BYRON CENTER — SpartanNash Co. has jumped into the rapidly growing telemedicine arena with a new service that emphasizes affordability.
SpartanNash partnered with the Land O’ Lakes, Fla.-based Bonum Health LLC on a telemedicine service that charges a $29 fee for a single virtual doctor visit for minor ailments, or a monthly subscription that provides five visits a month for one adult and dependents for $11.
SpartanNash believes those prices give the telemedicine service an edge over virtual care offerings by health systems and medical practices, said SpartanNash Director of Pharmacy Eddie Garcia.
“You won’t find one that you can take a telemedicine visit for $29,” Garcia said. “We were adamant that we wanted to be more affordable than what was out there in the market today.”

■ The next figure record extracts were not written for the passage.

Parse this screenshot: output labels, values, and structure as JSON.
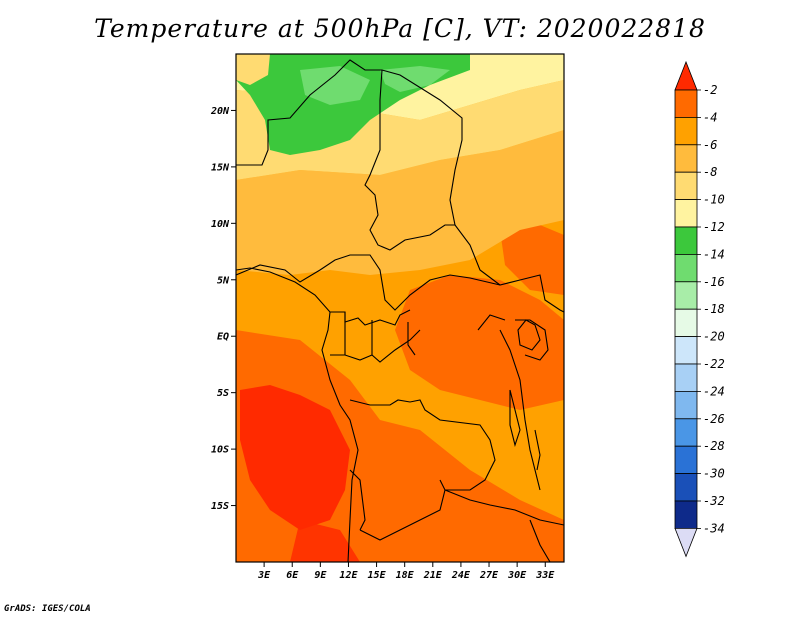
{
  "title": "Temperature at 500hPa [C], VT: 2020022818",
  "credit": "GrADS: IGES/COLA",
  "map": {
    "lat_labels": [
      "20N",
      "15N",
      "10N",
      "5N",
      "EQ",
      "5S",
      "10S",
      "15S"
    ],
    "lat_values": [
      20,
      15,
      10,
      5,
      0,
      -5,
      -10,
      -15
    ],
    "lon_labels": [
      "3E",
      "6E",
      "9E",
      "12E",
      "15E",
      "18E",
      "21E",
      "24E",
      "27E",
      "30E",
      "33E"
    ],
    "lon_values": [
      3,
      6,
      9,
      12,
      15,
      18,
      21,
      24,
      27,
      30,
      33
    ],
    "lon_range": [
      0,
      35
    ],
    "lat_range": [
      -20,
      25
    ]
  },
  "colorbar": {
    "labels": [
      "-2",
      "-4",
      "-6",
      "-8",
      "-10",
      "-12",
      "-14",
      "-16",
      "-18",
      "-20",
      "-22",
      "-24",
      "-26",
      "-28",
      "-30",
      "-32",
      "-34"
    ],
    "colors": [
      "#ff2a00",
      "#ff6a00",
      "#ffa100",
      "#ffbb3d",
      "#ffdb72",
      "#fff3a0",
      "#3cc83c",
      "#6fdc6f",
      "#a8eda8",
      "#e6fae6",
      "#cde6fa",
      "#a8d0f5",
      "#7fb8ef",
      "#4a96e6",
      "#2a72d6",
      "#1a50b8",
      "#0e2a8a",
      "#06106a"
    ]
  }
}
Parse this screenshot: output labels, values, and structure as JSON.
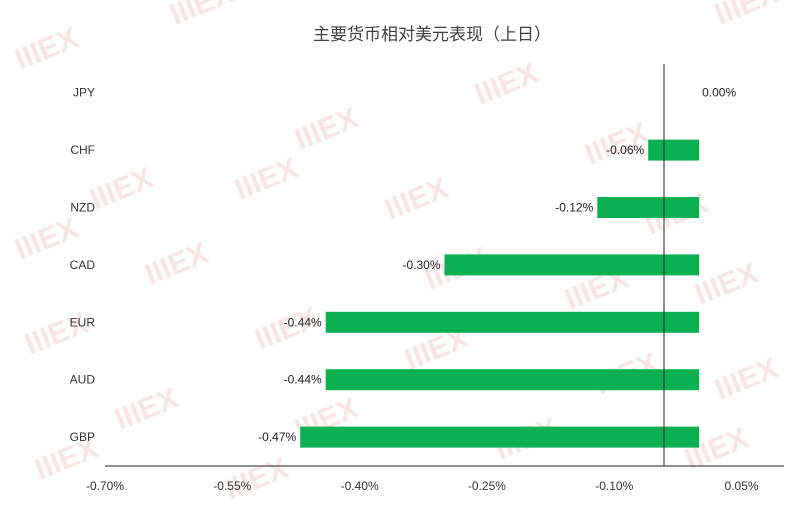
{
  "chart_data": {
    "type": "bar",
    "orientation": "horizontal",
    "title": "主要货币相对美元表现（上日）",
    "categories": [
      "JPY",
      "CHF",
      "NZD",
      "CAD",
      "EUR",
      "AUD",
      "GBP"
    ],
    "values": [
      0.0,
      -0.06,
      -0.12,
      -0.3,
      -0.44,
      -0.44,
      -0.47
    ],
    "data_labels": [
      "0.00%",
      "-0.06%",
      "-0.12%",
      "-0.30%",
      "-0.44%",
      "-0.44%",
      "-0.47%"
    ],
    "x_ticks": [
      -0.7,
      -0.55,
      -0.4,
      -0.25,
      -0.1,
      0.05
    ],
    "x_tick_labels": [
      "-0.70%",
      "-0.55%",
      "-0.40%",
      "-0.25%",
      "-0.10%",
      "0.05%"
    ],
    "xlim": [
      -0.7,
      0.1
    ],
    "xlabel": "",
    "ylabel": "",
    "grid": false,
    "legend": "none",
    "bar_color": "#0db050",
    "watermark": "IIIEX"
  }
}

Customers can access the service through the pharmacy section of the websites for SpartanNash’s retail stores — Family Fare, Martin’s Super Markets, D&W Fresh Market, VG’s Grocery, Econofoods, Family Fresh Market and Forest Hills Foods. Users can either download an app or create a telemedicine account.
“The SpartanNash partnership with Bonum Health promotes equitable access to U.S. board-certified providers and allows any guest who may be uninsured, under-insured or simply looking for cost savings with immediate, high-quality care,” SpartanNash President and CEO Tony Sarsam said in a statement announcing the new service.
SpartanNash’s entry into the burgeoning telehealth sector last month was largely driven by customers asking pharmacy staff questions about proper medicines to treat health issues. The company wanted to offer affordable options for accessing care in cases when customers needed more than what a store pharmacy could provide.
Garcia said these inquiries often lead to the need for a doctor visit.
“A lot of these people don’t have a personal physician,” he said. “If they go anywhere, they’re going to the emergency room or they’re going to a clinic that may or may not be open at the time they come by our stores. This offers an opportunity for them to get that service at an affordable rate.”
Pandemic drives telehealth
The Byron Center-based SpartanNash, which has more than 150 retail stores, had considered launching a telemedicine service prior to the COVID-19 pandemic. Garcia was a “non-believer” prior to the pandemic given the previously infrequent use of telemedicine visits.
The rapid growth of telemedicine during the pandemic “made me a believer in the service,” he said.
“Once physician offices actually closed, people needed to have an option. That’s when we started thinking about this and we finally just found the right partner,” said Garcia, who has known Bonum Health President Ashton Maaraba for more than two decades.
“The convenience is there and the cost is very affordable,” Garcia said. “It’s time. People are used to doing this.”
Bonum Health is a subsidiary of health information technology company Trxade Inc. (Nasdaq: MEDS) that serves retail pharmacies.
The pandemic that began in the spring of 2020 elevated telemedicine to a standard component of health care delivery.
A recent white paper by United Kingdom-based Juniper Research noted that New York-based platform Teladoc Health Inc. at one point during the pandemic hosted 20,000 virtual visits daily, 60 percent of which were with new patients.
Another report, by eMarketer.com, said the number of adults in the U.S. who accessed a doctor through a virtual visit nearly doubled to 41.7 million from 2019 to 2020. Researchers predict that to grow to 48.1 million in 2021 and 57.3 million in 2022.
An eMarketer analyst noted in a February report that COVID-19 “has permanently altered our healthcare system and the use of telemedicine is here to stay, even after the pandemic.”
SpartanNash doesn’t have a specific target for the number of customers who use the new telemedicine service through Bonum Health, but Garcia hopes participation gradually grows month over month “and that it doesn’t plateau.”